Konya Tuzlukçu Cuma-Mezarlık Camii

TUZLUKÇU CUMA-MEZARLIK CAMİSİ

Yukarı Mahallede mezarlık içindedir. 2011 yılında tescil edilerek koruma altına alınmıştır. Cami: 1929 yılına kadar iki ayrı köy (Yukarı ve Aşağı Tuzlukcu Köyü) arasında kalan mezarlık alanına inşa edilmiştir.

Her iki köy, Cuma, bayram ve cenaze namazları için bu camiye geldiklerinden, camiye “Cuma Camii” ismi verilmiştir. Caminin kitabesi yoktur. Ancak muhtemelen 1850’li yıllarda yapıldığı düşünülmektedir. Cami dikdörtgen planlıdır.

Mezarlık içerisinde düz sayılabilecek bir yere yapılmıştır. Minaresi yoktur. Girişe eklenen camekanlı bölüme bir basamakla çıkılır. İç duvarları sıva üzerine boyalıdır. Tavanı: 6 tane ağaç direğin desteklediği, ahşap kirişler üzerine ahşap kaplamadır.

Mihrap: sade görünümlüdür.
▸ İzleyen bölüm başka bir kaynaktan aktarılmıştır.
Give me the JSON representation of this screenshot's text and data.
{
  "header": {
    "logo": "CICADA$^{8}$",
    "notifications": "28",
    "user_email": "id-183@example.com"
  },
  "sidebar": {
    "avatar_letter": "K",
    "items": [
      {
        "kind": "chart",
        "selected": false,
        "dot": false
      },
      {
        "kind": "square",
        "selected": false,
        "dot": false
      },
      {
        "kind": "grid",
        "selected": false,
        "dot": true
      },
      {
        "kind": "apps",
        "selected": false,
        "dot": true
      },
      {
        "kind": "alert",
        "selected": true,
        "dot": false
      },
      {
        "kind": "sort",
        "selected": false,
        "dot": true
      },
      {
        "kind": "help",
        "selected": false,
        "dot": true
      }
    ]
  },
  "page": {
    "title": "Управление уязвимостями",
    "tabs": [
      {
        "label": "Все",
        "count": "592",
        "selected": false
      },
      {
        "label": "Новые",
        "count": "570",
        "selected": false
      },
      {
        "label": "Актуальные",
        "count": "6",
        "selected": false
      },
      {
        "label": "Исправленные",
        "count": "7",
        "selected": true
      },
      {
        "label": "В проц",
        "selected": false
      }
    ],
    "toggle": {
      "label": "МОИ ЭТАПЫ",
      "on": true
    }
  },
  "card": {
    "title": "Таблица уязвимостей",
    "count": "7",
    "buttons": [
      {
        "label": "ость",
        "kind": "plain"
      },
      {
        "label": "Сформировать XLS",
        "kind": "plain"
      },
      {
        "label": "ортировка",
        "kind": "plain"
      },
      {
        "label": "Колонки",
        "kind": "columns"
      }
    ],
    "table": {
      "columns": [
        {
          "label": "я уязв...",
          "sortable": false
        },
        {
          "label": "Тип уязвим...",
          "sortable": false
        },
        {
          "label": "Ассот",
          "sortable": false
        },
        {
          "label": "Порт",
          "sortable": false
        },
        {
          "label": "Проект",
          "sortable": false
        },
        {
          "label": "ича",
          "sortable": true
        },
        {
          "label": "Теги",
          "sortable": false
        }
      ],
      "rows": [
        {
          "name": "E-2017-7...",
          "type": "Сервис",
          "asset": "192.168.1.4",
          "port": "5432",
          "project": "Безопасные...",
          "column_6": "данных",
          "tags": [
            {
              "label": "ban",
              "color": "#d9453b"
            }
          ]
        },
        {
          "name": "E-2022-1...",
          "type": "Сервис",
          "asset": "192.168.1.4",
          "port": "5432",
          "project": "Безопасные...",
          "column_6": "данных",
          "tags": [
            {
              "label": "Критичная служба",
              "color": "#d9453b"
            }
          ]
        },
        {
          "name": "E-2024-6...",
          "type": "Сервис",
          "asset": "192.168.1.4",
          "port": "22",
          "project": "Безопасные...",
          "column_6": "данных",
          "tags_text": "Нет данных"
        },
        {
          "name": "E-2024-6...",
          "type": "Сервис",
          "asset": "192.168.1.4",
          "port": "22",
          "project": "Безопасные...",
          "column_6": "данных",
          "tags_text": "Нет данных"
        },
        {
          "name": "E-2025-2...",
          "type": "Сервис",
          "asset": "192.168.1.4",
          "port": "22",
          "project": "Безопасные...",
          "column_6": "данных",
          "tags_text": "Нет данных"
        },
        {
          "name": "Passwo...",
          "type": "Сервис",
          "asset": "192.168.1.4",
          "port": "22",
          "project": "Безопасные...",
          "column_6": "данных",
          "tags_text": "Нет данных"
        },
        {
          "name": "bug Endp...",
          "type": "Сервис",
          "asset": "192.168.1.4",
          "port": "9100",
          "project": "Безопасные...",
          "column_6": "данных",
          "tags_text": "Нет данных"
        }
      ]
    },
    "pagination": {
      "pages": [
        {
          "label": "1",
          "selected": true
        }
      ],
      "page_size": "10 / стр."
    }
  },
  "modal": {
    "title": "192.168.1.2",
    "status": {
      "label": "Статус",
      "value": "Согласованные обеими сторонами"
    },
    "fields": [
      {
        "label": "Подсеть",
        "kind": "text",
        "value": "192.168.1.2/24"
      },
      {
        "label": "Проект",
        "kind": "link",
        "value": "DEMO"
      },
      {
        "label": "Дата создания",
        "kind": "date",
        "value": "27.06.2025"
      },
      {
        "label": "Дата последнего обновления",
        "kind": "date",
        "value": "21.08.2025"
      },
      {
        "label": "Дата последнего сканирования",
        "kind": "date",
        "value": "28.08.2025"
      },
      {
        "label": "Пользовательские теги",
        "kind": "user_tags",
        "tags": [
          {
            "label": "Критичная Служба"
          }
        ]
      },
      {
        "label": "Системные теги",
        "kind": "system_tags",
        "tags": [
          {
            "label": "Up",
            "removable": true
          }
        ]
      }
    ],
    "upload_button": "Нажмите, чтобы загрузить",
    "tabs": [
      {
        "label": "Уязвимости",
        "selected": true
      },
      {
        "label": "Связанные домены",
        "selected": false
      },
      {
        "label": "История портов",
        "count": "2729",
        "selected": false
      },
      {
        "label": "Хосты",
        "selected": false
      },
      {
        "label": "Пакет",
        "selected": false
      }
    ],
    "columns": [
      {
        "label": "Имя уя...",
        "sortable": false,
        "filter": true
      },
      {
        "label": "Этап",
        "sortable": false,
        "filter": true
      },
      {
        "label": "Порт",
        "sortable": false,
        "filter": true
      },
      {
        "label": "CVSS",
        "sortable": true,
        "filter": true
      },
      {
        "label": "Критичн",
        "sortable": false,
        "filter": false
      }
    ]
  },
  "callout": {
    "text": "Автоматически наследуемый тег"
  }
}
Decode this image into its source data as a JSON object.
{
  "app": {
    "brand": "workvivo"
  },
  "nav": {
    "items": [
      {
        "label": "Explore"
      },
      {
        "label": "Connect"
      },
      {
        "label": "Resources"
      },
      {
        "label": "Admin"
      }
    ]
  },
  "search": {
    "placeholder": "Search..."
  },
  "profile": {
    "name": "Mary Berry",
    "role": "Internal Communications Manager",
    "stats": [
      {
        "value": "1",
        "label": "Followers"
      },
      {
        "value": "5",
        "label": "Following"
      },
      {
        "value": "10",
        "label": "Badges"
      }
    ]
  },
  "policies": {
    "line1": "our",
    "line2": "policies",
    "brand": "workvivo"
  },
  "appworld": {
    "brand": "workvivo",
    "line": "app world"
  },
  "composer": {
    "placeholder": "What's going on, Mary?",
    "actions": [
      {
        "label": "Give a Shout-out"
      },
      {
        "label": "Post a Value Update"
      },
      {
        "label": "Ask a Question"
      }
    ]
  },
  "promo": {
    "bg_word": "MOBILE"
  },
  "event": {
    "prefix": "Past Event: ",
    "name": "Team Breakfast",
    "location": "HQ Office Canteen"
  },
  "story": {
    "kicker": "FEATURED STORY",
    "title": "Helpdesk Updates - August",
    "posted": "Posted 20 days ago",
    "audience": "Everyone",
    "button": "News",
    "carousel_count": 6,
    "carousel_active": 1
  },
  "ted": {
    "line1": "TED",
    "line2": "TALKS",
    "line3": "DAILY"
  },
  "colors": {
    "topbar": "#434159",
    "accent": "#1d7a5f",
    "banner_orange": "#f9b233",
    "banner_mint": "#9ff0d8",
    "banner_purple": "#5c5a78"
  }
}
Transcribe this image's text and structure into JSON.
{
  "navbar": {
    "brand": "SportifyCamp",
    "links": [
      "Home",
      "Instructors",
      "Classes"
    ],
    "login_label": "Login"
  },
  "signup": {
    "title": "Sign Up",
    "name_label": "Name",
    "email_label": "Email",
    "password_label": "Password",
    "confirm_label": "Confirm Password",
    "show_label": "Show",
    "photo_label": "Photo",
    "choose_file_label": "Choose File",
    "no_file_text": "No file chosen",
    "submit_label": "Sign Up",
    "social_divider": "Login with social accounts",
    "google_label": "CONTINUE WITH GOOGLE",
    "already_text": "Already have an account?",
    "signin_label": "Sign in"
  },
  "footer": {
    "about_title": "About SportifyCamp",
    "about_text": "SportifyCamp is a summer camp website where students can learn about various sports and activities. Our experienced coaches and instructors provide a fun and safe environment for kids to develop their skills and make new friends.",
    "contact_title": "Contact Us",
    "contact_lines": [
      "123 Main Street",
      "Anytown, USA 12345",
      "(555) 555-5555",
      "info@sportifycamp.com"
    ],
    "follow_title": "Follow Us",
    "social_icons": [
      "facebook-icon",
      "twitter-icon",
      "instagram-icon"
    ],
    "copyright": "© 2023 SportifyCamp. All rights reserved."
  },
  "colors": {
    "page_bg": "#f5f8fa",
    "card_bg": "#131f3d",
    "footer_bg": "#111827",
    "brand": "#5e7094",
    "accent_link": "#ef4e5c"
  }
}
Minber: mihrabın sağ tarafındadır. Özgün olan ahşap minberin dış yüzeyi yağlı boya ile boyanmıştır.  

1970’li yıllara kadar caminin çatı örtüsü, kara örtü yani saz-hasır karışımıdır. 1970’li yıllarda bu çatı örtüsü kaldırılmış ve kiremit kaplı beşik çatı yapılmıştır.

Konya Tuzlukçu Ali Efendi Çeşmesi

ALİ EFENDİ ÇEŞMESİ

İlçe merkezinde Pazar Mahallesi Akşehir caddesi üzerindedir. Çeşme: düz cepheli, haznelidir. Cephenin ortasında Latin harfleriyle yazılmış bir kitabe bulunur. Bu kitabeye göre, çeşme 1932 yılında Hacı İbrahim oğlu Ali Efendi tarafından yaptırılmıştır. Çeşmenin sağ alt köşesindeki devşirme malzemeye bakınız. Bu malzeme bir mezar stelidir ve üzerinde “ayakta duran iki insan” figürü vardır.

KONARI MAHALLESİ CAMİSİ

Konarı Köyündedir. Özgün mimarisi korunmuş olan cami, kitabesi olmamakla birlikte muhtemelen 19’ncu yüzyılda yapıldığı tahmin edilmektedir. 2016 yılında tescil edilerek koruma altına alınmıştır.

Bahçe içinde, tek katlı, dikdörtgen planlı, düz toprak damlı, moloz taştan yapılmıştır. Mihrabında: geometrik ve bitkisel süslemeler vardır. Cami iç duvarlarında: beyaz sıva-boya üzerine süslemeler bulunur.